Thursday, May 29, 2014
Weekly Book Post: The House of Mirth
I've decided to switch up a few of the categories for my 14 x 14 in 2014 Reading Challenge, and one of the new categories is based on a "Best Books by Women Authors" list I found online. I'm not sure if I'm going to stick strictly to that list or branch out, so for now I've named that category "Women's Studies". It shouldn't be an issue, since women make up more than half the world population, but it is still easy when picking "serious" books to read to fall into a pattern of reading all dead white male authors. No thank you!
So far I've read three books for this new category:
1. The House on Mango Street by Sandra Cisneros
2. The House of Mirth by Edith Wharton
3. Bossypants by Tina Fey
House on Mango Street was a surprisingly small and simple book, so much so that I read it in only about a day. But the simplicity is only skin (or page) deep, as the prose, ideas, and images linger much longer than the book itself. Cisneros taps into her own childhood and experience growing up Latina, and paints a picture of her neighborhood and the people living in it, ultimately also pointing to how trapped many of them are in generational poverty and underprivileged status. It's a must-read - ignore the reviews that call it confusing or over-rated. I loved it.

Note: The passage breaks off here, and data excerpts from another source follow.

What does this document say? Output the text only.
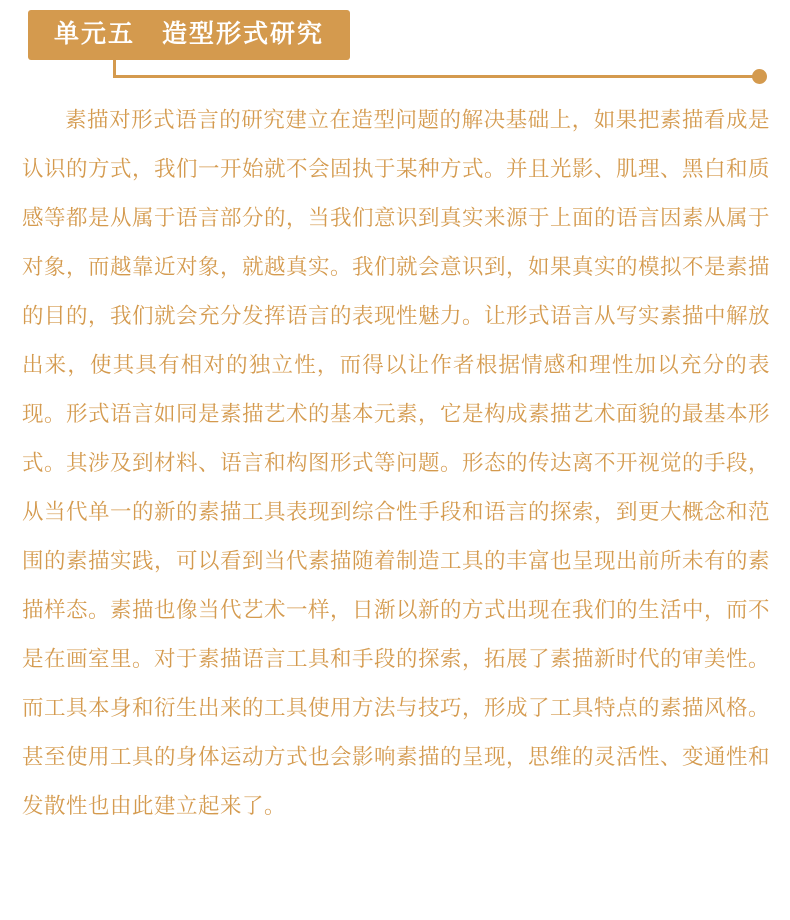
单元五　造型形式研究
素描对形式语言的研究建立在造型问题的解决基础上，如果把素描看成是认识的方式，我们一开始就不会固执于某种方式。并且光影、肌理、黑白和质感等都是从属于语言部分的，当我们意识到真实来源于上面的语言因素从属于对象，而越靠近对象，就越真实。我们就会意识到，如果真实的模拟不是素描的目的，我们就会充分发挥语言的表现性魅力。让形式语言从写实素描中解放出来，使其具有相对的独立性，而得以让作者根据情感和理性加以充分的表现。形式语言如同是素描艺术的基本元素，它是构成素描艺术面貌的最基本形式。其涉及到材料、语言和构图形式等问题。形态的传达离不开视觉的手段，从当代单一的新的素描工具表现到综合性手段和语言的探索，到更大概念和范围的素描实践，可以看到当代素描随着制造工具的丰富也呈现出前所未有的素描样态。素描也像当代艺术一样，日渐以新的方式出现在我们的生活中，而不是在画室里。对于素描语言工具和手段的探索，拓展了素描新时代的审美性。而工具本身和衍生出来的工具使用方法与技巧，形成了工具特点的素描风格。甚至使用工具的身体运动方式也会影响素描的呈现，思维的灵活性、变通性和发散性也由此建立起来了。
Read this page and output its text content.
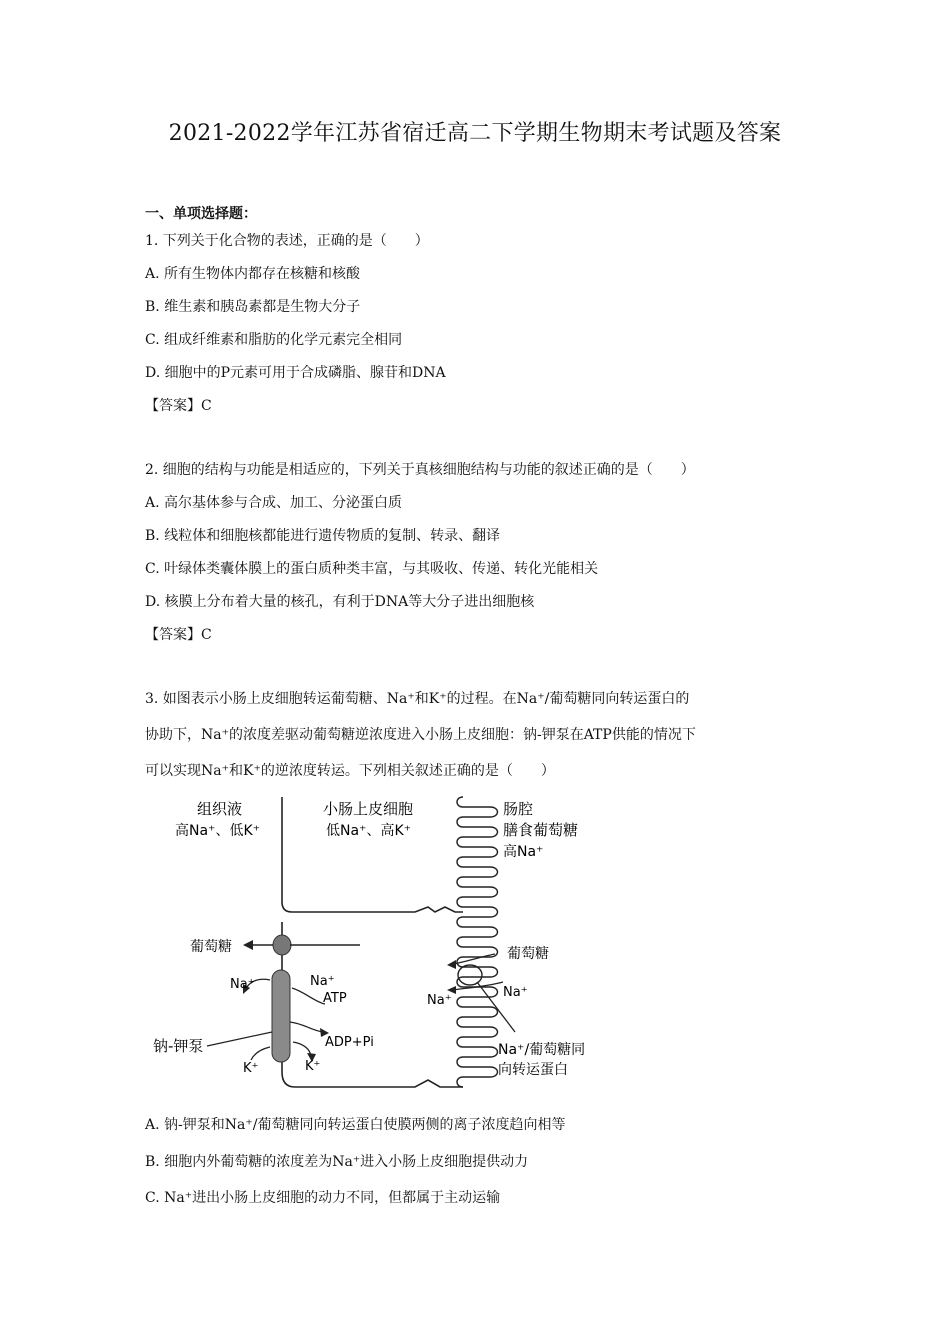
2021-2022学年江苏省宿迁高二下学期生物期末考试题及答案
一、单项选择题：
1. 下列关于化合物的表述，正确的是（　　）
A. 所有生物体内都存在核糖和核酸
B. 维生素和胰岛素都是生物大分子
C. 组成纤维素和脂肪的化学元素完全相同
D. 细胞中的P元素可用于合成磷脂、腺苷和DNA
【答案】C
2. 细胞的结构与功能是相适应的，下列关于真核细胞结构与功能的叙述正确的是（　　）
A. 高尔基体参与合成、加工、分泌蛋白质
B. 线粒体和细胞核都能进行遗传物质的复制、转录、翻译
C. 叶绿体类囊体膜上的蛋白质种类丰富，与其吸收、传递、转化光能相关
D. 核膜上分布着大量的核孔，有利于DNA等大分子进出细胞核
【答案】C
3. 如图表示小肠上皮细胞转运葡萄糖、Na⁺和K⁺的过程。在Na⁺/葡萄糖同向转运蛋白的
协助下，Na⁺的浓度差驱动葡萄糖逆浓度进入小肠上皮细胞：钠-钾泵在ATP供能的情况下
可以实现Na⁺和K⁺的逆浓度转运。下列相关叙述正确的是（　　）
组织液
高Na⁺、低K⁺
小肠上皮细胞
低Na⁺、高K⁺
肠腔
膳食葡萄糖
高Na⁺
葡萄糖	葡萄糖
Na⁺	Na⁺
ATP
ADP+Pi
钠-钾泵
K⁺	K⁺
Na⁺
Na⁺
Na⁺/葡萄糖同
向转运蛋白
A. 钠-钾泵和Na⁺/葡萄糖同向转运蛋白使膜两侧的离子浓度趋向相等
B. 细胞内外葡萄糖的浓度差为Na⁺进入小肠上皮细胞提供动力
C. Na⁺进出小肠上皮细胞的动力不同，但都属于主动运输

House of Mirth (why are the titles so similar - coincidence) is a very different animal, except that it once again is the work of a woman who was looking back to the milieu she was raised in and using literature to point out how trapped people can be by that environment. In this case, Wharton grew up in affluent New York society during the Gilded Age, and here writes a tragic novel about how that world can destroy a woman who just couldn't quite conform and wouldn't compromise what she wanted. Although the heroine might be easy to dismiss as foolish and vain (like Madame Bovary), Wharton paints such a thoroughly human picture of her that the reader must still like her and sympathize with her plight, rather than blaming her for her own misfortunes.
I listened to Bossypants as an audiobook on my phone (with my new Audible membership - so far this is a wonderful thing), having Tina Fey's voice in my ear as I did chores around the house or garden. Although the book is funny, it is also very much about sexism and the pressure on women today. I particularly liked the parts about Fey's childhood and early start in comedy.
My plan for the next books in this category involves Sylvia Plath and Virginia Woolf. Any others I shouldn't miss?